韓国メディア「国産兵器、開発遅れると民間業者に賠償義務」「責任だけ負わされる…不合理」

  • 2021年10月12日
  • 2022年11月21日
  • 産業

SLBM(潜水艦発射弾道ミサイル)などハイテク兵器の国産化に余念のない韓国政府だが、開発の遅延で生じる賠償金を民間メーカーに負わせていたことが判明した。
 
参考記事:韓国紙「我が国はノーベル賞コンプレックス」「日本のように焦らず何十年かけて」
 
韓国の国営放送KBSは11日の放送において、このように報じた。

韓国がこれまで輸入に依存していた兵器を国産化する際に、その部品も国内メーカーのものを使うようにしていたという。しかし、同部品に問題が生じ、韓国軍への引き渡し時期が遅れる際の遅延損害金に関しては、最終組立メーカーが負う契約になっていたとKBSは伝えた。

メーカー同士の問題で国が損害を被ることを防ぐ趣旨での取り決めであったとのことだが、「不合理な制度運用との指摘が出ている」とKBSは指摘した。

実際、SLBMを搭載する韓国の国産潜水艦「鳥山安昌浩」艦の場合、国産化率76%という点が強調されていたが、建造するまで「紆余曲折があった」という。
 

「島山安昌浩」艦
 
KBSによると、敵が発射した魚雷を別の場所に誘引する「欺瞞体発射装置(※デコイ)」について、「ドイツから輸入したものを国内の部品メーカーに任せたが、最初はパフォーマンスが出なかったためテスト評価を10回以上繰り返した」という。

その結果、「潜水艦の引き渡しが100日以上遅れ、最終的には遅延賠償金を払うことになった」とし、「30億ウォン(約2.8億円)の部品のために課された賠償金は約950億ウォン(約90億円)」だったとKBSは伝えた。

これは、遅延賠償金を最終組立メーカーが負担するという取り決めのためであり、その際の金額は合計事業費ベースで策定するという規定に基づいて、最終的に造船所側が払ったとのこと。
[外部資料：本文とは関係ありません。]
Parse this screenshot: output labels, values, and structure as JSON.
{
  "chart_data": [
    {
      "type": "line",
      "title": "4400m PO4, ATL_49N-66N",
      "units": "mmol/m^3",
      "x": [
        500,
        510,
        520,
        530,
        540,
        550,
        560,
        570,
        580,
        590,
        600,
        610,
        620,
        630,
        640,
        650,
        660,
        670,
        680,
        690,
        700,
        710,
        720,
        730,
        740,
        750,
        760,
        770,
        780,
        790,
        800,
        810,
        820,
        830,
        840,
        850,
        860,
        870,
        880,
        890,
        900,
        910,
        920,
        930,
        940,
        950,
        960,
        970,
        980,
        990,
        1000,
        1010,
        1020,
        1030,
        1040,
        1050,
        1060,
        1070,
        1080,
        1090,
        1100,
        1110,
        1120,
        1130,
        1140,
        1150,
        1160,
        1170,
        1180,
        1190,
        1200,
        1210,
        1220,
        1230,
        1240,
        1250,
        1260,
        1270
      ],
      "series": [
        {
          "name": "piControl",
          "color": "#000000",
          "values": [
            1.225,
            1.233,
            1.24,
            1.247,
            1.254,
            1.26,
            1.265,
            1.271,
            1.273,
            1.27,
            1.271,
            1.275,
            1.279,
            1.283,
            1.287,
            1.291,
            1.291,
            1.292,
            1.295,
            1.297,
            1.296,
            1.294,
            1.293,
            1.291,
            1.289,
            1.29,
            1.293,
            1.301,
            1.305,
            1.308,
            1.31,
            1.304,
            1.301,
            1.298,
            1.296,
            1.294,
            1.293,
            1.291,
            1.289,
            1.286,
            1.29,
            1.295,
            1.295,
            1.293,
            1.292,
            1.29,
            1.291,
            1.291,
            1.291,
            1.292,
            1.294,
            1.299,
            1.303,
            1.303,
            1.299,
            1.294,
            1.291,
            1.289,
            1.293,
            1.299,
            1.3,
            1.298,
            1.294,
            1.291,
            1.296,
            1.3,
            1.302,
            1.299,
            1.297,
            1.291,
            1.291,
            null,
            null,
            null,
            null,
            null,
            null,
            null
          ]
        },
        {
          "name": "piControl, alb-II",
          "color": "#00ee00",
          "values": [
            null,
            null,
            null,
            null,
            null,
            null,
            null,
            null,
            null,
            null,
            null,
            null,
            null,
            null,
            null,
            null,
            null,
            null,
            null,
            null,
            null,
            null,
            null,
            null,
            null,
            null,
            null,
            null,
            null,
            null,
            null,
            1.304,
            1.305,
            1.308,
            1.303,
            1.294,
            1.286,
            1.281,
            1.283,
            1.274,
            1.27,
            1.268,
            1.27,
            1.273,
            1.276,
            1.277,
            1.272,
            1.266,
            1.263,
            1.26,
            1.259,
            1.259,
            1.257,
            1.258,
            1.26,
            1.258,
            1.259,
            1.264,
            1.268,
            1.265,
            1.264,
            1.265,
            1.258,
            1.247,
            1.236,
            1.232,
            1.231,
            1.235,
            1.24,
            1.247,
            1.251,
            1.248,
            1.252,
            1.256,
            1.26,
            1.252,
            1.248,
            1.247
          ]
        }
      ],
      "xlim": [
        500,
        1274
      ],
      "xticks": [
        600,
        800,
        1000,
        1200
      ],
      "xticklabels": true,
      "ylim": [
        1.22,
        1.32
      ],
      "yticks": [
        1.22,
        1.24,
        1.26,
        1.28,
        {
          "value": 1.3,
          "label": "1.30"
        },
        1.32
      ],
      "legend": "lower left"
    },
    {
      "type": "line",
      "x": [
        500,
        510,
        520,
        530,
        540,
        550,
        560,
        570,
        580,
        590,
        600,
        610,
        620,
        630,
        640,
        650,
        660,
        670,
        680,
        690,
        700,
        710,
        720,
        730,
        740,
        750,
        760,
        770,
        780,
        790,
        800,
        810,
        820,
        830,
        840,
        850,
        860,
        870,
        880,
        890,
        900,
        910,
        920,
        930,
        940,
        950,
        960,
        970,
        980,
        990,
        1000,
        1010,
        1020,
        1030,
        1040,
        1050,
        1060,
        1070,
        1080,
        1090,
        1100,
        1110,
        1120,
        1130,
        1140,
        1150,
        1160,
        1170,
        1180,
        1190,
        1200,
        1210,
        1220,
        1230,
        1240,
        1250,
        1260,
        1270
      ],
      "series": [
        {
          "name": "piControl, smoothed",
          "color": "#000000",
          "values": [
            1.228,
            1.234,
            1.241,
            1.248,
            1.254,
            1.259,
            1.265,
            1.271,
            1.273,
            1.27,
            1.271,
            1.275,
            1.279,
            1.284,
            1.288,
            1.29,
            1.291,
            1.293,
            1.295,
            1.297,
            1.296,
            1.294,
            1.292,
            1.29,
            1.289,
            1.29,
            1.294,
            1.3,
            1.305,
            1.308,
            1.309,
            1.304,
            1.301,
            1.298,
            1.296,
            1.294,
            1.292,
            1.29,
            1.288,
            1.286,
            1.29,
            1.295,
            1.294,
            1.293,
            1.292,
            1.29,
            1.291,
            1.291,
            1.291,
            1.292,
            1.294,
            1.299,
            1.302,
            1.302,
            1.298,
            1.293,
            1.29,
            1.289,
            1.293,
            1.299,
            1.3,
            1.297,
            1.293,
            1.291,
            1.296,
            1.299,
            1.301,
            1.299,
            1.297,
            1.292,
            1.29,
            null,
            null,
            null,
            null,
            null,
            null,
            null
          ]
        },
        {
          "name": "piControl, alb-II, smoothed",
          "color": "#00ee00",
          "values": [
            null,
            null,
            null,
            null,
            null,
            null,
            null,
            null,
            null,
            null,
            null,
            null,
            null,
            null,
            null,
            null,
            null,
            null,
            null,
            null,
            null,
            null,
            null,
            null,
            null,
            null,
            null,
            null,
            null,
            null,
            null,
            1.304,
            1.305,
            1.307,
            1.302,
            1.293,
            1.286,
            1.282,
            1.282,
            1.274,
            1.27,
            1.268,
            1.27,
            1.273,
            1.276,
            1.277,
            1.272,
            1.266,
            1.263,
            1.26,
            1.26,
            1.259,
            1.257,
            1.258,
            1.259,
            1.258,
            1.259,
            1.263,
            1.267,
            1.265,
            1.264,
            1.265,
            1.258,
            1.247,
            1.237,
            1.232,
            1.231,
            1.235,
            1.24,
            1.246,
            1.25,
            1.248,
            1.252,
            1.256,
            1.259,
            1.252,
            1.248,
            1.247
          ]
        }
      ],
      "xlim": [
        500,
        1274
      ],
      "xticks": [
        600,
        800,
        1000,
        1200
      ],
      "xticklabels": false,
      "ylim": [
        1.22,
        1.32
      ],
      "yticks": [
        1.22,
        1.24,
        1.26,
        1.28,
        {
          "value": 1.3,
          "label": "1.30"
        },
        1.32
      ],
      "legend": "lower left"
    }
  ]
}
一方で、部品メーカーの開発能力を検討した上で事業者として指名したのは同国防衛事業庁であり、造船所側が指定したわけではなく、「望んで用いたわけでもないのに問題が生ずるや責任だけ負わされる形」になったことから、「無理のある規定ではないかという指摘が出ている」とKBSは報じた。

KBSによると「国産K2黒豹戦車」についても同じような構図で1千憶ウォン(94億円)もの遅延損害金を最終組立メーカーが負わされたと伝えている。

 
この報道をみた韓国のネットユーザーからは、

「文在寅末期国防」

「それだから不良品でも納品しようとするのだろう…」

「国産!国産!と叫ぶから話にならない物が出てくる」

「それでも防衛業者は続けるよ。儲かる金のほうが多いから」

「そのように作られた兵器がちゃんと性能発揮するか疑問だ」

「部品を作った業者が責任を取らないと」

などのコメントがネット掲示板に投稿されている。